The constitutional complaint () is a remedy found in Germany for protection of constitutional rights. It derives from Article 93 Sec. 1 Nr. 4a of the Basic Law. It resembles in certain respects the amparo remedy available in some Spanish-speaking nations.

The constitutional complaint is an extraordinary remedy for the protection of constitutional rights. These are the basic rights (Art. 1 - 19 GG) and certain related rights (Art. 20 Sec. 4, Art. 33, Art. 38, Art. 101, Art. 103, Art. 104 GG).

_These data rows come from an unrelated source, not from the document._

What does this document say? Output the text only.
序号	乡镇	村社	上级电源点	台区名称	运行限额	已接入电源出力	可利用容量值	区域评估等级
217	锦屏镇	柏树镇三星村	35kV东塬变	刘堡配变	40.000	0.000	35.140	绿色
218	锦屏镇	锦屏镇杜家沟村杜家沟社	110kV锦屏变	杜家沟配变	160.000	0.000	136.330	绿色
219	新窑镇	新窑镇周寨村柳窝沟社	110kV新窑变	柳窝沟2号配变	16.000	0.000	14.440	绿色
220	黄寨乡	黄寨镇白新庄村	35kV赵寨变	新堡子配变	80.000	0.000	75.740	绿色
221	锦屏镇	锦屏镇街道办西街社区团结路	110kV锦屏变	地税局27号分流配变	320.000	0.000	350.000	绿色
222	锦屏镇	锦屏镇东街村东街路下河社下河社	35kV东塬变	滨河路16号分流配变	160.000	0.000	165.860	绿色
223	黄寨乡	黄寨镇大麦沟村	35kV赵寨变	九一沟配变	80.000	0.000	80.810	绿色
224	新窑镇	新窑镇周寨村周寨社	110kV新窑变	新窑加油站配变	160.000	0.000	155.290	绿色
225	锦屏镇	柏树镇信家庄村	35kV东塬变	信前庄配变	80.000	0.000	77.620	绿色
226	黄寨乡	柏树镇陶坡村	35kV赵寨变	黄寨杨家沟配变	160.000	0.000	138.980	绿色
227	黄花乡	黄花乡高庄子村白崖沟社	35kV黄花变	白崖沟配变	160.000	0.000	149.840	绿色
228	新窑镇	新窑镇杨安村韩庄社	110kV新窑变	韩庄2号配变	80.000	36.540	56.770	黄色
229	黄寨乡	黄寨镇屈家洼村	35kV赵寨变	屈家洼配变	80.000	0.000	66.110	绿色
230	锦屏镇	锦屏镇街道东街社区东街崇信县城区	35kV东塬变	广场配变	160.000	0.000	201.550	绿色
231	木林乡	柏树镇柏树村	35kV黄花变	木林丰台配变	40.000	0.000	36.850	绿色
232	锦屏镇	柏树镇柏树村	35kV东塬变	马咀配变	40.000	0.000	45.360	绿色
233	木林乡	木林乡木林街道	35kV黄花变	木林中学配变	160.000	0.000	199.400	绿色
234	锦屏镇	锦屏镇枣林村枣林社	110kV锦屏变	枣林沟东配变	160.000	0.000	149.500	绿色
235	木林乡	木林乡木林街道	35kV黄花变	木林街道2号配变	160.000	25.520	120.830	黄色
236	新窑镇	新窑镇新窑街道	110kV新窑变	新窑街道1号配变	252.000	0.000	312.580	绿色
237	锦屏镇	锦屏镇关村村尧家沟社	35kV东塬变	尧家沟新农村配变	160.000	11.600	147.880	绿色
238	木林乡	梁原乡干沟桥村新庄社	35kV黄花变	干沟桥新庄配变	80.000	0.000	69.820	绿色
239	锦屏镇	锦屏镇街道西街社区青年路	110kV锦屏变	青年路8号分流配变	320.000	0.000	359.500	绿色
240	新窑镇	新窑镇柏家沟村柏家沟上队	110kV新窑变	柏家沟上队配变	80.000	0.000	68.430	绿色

The constitutional complaint originally was only part of a federal law (§§ 90 ff. BVerfGG) and not part of the constitution itself. Yet it was incorporated in the Constitution in 1969, because at the same time the so-called Notstandsverfassung (regulations for the case of emergency and war) was incorporated in the constitution. In case of emergency it is possible to impose restrictions on the citizens in respect to certain basic rights. In order to avoid the possibility of simple changes of the federal law, the remedy was incorporated in the constitution.

The constitutional complaint is not a popular action. Although everyone can take action, the appellant must meet certain requirements:
The appellant must allege that their above-mentioned constitutional rights have been violated by an act of German (not EU) public authorities (be it executive, judicial or legislative).
The appellant needs to be affected:
himself,
currently, and
immediately.

The latter requirement will normally only be met by constitutional complaints against judgments and against acts of the executive. Laws are normally not self-executing.
As an extraordinary remedy the constitutional complaint is subsidiary to the regular remedies. This means two things. In the first place the appellant must have used every possible other remedy (also the remedy in case of infringement of the claim for hearing). This is why practically, constitutional complaints are mostly directed against judicial acts, not acts of the executive (which can still be contested at the administrative court). Secondly (and the reason why so many complaints are dismissed as inadmissible), the appellant must have already claimed the violation of the above-mentioned rights while making use of the regular remedies.

The complaint must be written. And it is subject to a deadline. Against laws the deadline is one year after the coming into force. For the other cases it is one month after the service / notification.
The appellant can be a legal person, as far as the above-mentioned rights "fit" (Art. 19 Sec. 3 GG).